Deflasi adalah kebalikan dari inflasi, dan meskipun mungkin terdengar menarik dengan harga yang turun dan nilai uang yang meningkat, deflasi sebenarnya bisa menjadi mimpi buruk bagi perekonomian.
Bayangkan Anda pergi ke mal dan melihat harga TV impian Anda turun 10%. Tentu saja, ini tampak menguntungkan. Namun, mendengar kabar bahwa harganya mungkin turun lebih jauh bulan depan, Anda memutuskan untuk menunggu. Tidak hanya Anda yang berpikir demikian; banyak orang memilih untuk menunda pembelian.
Akibatnya, penjualan merosot. Perusahaan mulai mengurangi produksi dan melakukan pemutusan hubungan kerja. Ketika banyak orang kehilangan pekerjaan, mereka semakin menahan pengeluaran, memperparah penurunan penjualan. Harga-harga pun dipaksa turun lebih jauh, menciptakan lingkaran setan yang sulit diatasi.
Seorang ekonom pernah menggambarkan deflasi sebagai “black hole” ekonomi—sekali terjebak di dalamnya, sangat sulit keluar. Jepang, misalnya, sudah berjuang melawan deflasi selama lebih dari dua dekade dalam apa yang mereka sebut “dekade yang hilang,” yang berlangsung jauh lebih lama dari itu. Meskipun pemerintah telah mencoba segala cara, termasuk menurunkan suku bunga hingga mendekati nol dan mencetak uang dalam jumlah besar, deflasi tetap sulit diatasi.
Deflasi sering terjadi di negara maju dengan ekonomi yang sudah jenuh dan populasi yang menua. Permintaan berkurang, dan deflasi mulai muncul. Selain Jepang, Amerika Serikat juga pernah mengalaminya selama Depresi Besar tahun 1930-an, dengan harga turun hingga 10% per tahun. Pada saat yang sama, pengangguran melonjak dan banyak bank yang bangkrut.
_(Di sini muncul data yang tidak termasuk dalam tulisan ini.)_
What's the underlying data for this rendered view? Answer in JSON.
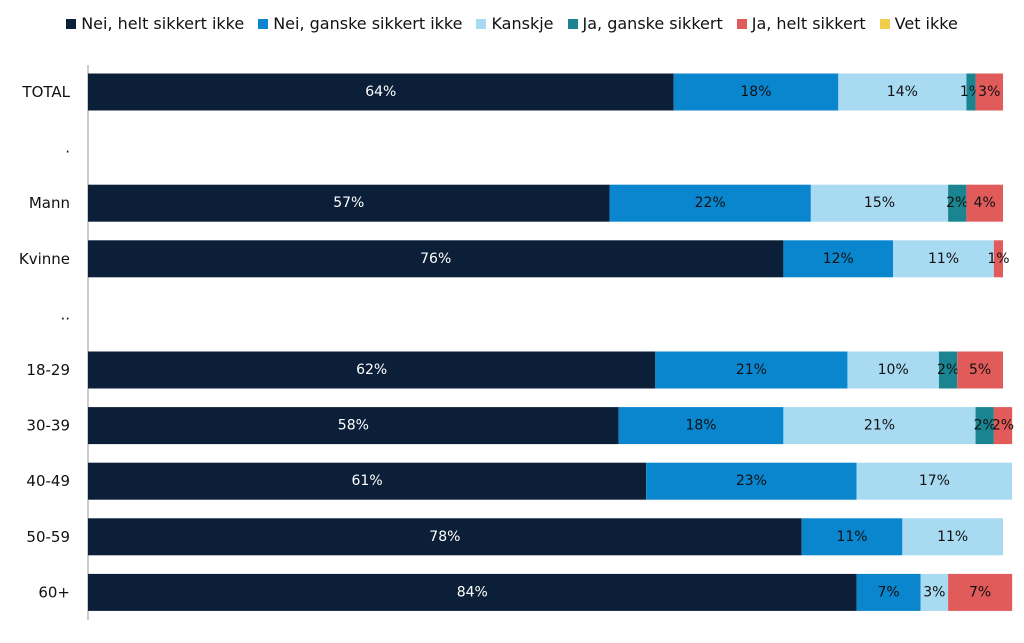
{
  "chart_data": {
    "type": "bar",
    "orientation": "horizontal",
    "stacked": true,
    "unit": "%",
    "xlim": [
      0,
      100
    ],
    "grid": false,
    "legend_position": "top",
    "categories": [
      "TOTAL",
      ".",
      "Mann",
      "Kvinne",
      "..",
      "18-29",
      "30-39",
      "40-49",
      "50-59",
      "60+"
    ],
    "series": [
      {
        "name": "Nei, helt sikkert ikke",
        "color": "#0c1f38",
        "label_color": "#ffffff",
        "values": [
          64,
          null,
          57,
          76,
          null,
          62,
          58,
          61,
          78,
          84
        ]
      },
      {
        "name": "Nei, ganske sikkert ikke",
        "color": "#0a86cf",
        "label_color": "#111111",
        "values": [
          18,
          null,
          22,
          12,
          null,
          21,
          18,
          23,
          11,
          7
        ]
      },
      {
        "name": "Kanskje",
        "color": "#a8daf2",
        "label_color": "#111111",
        "values": [
          14,
          null,
          15,
          11,
          null,
          10,
          21,
          17,
          11,
          3
        ]
      },
      {
        "name": "Ja, ganske sikkert",
        "color": "#1a8590",
        "label_color": "#111111",
        "values": [
          1,
          null,
          2,
          0,
          null,
          2,
          2,
          0,
          0,
          0
        ]
      },
      {
        "name": "Ja, helt sikkert",
        "color": "#e25b5b",
        "label_color": "#111111",
        "values": [
          3,
          null,
          4,
          1,
          null,
          5,
          2,
          0,
          0,
          7
        ]
      },
      {
        "name": "Vet ikke",
        "color": "#f2cc4a",
        "label_color": "#111111",
        "values": [
          0,
          null,
          0,
          0,
          null,
          0,
          0,
          0,
          0,
          0
        ]
      }
    ]
  }
}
Yang lebih mengerikan adalah spiral “debt-deflation” di mana nilai uang naik sementara nilai aset menurun, membuat hutang menjadi semakin berat. Bayangkan Anda memiliki hutang Rp 100 juta untuk membeli rumah, tetapi dengan deflasi, hutang itu terasa seolah menjadi Rp 120 juta, sementara nilai rumah malah menurun.
Mengatasi deflasi bukanlah tugas mudah. Kebijakan moneter konvensional seperti menurunkan suku bunga sering kali tidak efektif. Bahkan, ada situasi yang disebut “zero lower bound” di mana bank sentral tidak bisa lagi menurunkan suku bunga karena sudah mencapai nol. Beberapa solusi ekstrem yang diusulkan termasuk “helicopter money,” di mana uang dicetak dan didistribusikan langsung kepada masyarakat, atau suku bunga negatif di mana Anda dikenakan biaya untuk menyimpan uang di bank.
Seorang pengusaha di Jepang yang hidup di tengah deflasi menggambarkan pengalaman itu seperti berlari di eskalator yang bergerak turun; tidak peduli seberapa keras usaha Anda, Anda tetap merasa tertinggal.
Inilah sebabnya mengapa bank sentral di seluruh dunia, termasuk Indonesia, lebih memilih inflasi yang rendah dan stabil daripada risiko deflasi. Ekonomi perlu dijaga pada suhu yang tepat—tidak terlalu panas dengan inflasi tinggi, tapi juga tidak terlalu dingin dengan deflasi.
Jadi, jika inflasi sedikit meningkat, jangan panik. Itu tanda ekonomi masih hidup dan bergerak. Yang perlu diwaspadai justru ketika harga mulai turun drastis tanpa alasan jelas, karena itu bisa jadi awal dari deflasi, “black hole” ekonomi yang sebenarnya jauh lebih menakutkan.